EL PASO, Texas — Most of the immigrant children who’d been separated from their families and are still being held by U.S. Customs and Border Protection are expected to be reunited by the end of the day, a source with the Department of Homeland Security told CBS News.
This does not reflect the greater number of children who are in the custody of the Department of Health and Human Services. That number was reported this week to be greater than 2,340.
There will be a small number of children with Customs and Border Protection who will not be immediately reunited with their families. Reasons for delay may include if relationships can’t be confirmed or if authorities think there’s a risk to the child.
At the border, the government is trying to clear up who gets prosecuted and who does not. Confusion, however, hasn’t stopped border crossings.
Video captures the moment four people tried to illegally cross into the U.S. through a canal system in El Paso. Agents pulled them to safety.
"It may look calm on the surface. The undercurrents are very dangerous," one agent said.
These cases will end up at courthouses along the border, where confusion stemming from President Trump’s executive order is settling in.
Shane McMahon’s client from El Salvador was charged with crossing into the U.S. illegally.
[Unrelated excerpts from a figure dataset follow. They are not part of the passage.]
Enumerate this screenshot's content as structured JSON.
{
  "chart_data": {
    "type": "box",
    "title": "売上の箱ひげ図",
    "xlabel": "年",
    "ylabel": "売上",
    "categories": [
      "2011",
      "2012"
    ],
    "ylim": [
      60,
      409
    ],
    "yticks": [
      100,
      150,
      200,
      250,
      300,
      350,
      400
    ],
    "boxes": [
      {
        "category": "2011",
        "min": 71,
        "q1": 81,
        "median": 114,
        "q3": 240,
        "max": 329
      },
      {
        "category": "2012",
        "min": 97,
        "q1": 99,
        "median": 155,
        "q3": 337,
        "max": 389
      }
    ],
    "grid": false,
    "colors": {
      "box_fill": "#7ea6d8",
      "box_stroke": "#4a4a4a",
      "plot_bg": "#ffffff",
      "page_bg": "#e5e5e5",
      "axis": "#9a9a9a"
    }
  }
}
He was separated from his 16-year-old son, and on Friday, those charges were suddenly dropped.
"I think what’s happening is that everybody’s trying to figure out how the order applies to us and what to do with it," McMahon said.
The Trump administration says that nearly 500 children have been reunited with family. More than 1,800 remain separated from parents, who are desperate for answers.
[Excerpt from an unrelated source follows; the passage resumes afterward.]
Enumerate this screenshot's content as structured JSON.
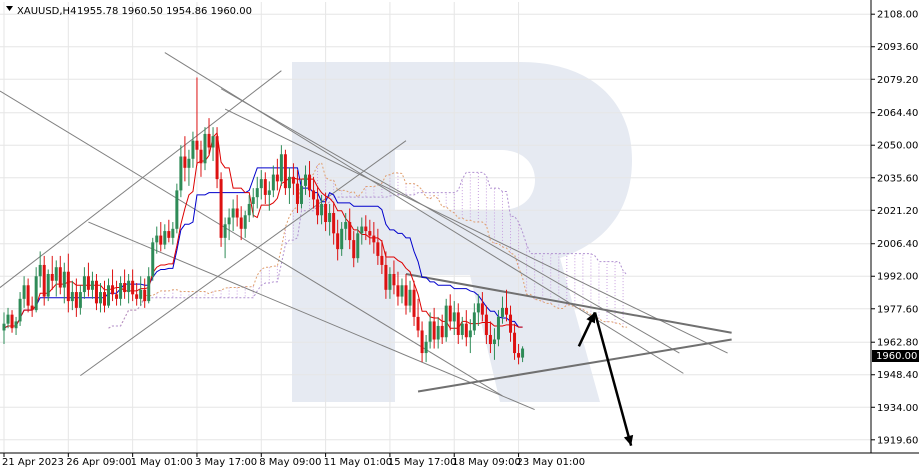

Handwritten notes saying "I do not know when i"ll be able to see my child again" are included in a lawsuit filed against the government by a jailed mother trying to find her child.
But Friday morning in Maryland, after nearly a month of separation, it was an emotional reunion for Beata Mejia-Mejia and her 7-year-old son, Darwin. They walked most of the way from Guatemala, crossing into the U.S. illegally when they saw American flags near the Arizona border.
Mejia-Mejia says they had no idea what a port of entry was or that they were breaking the law.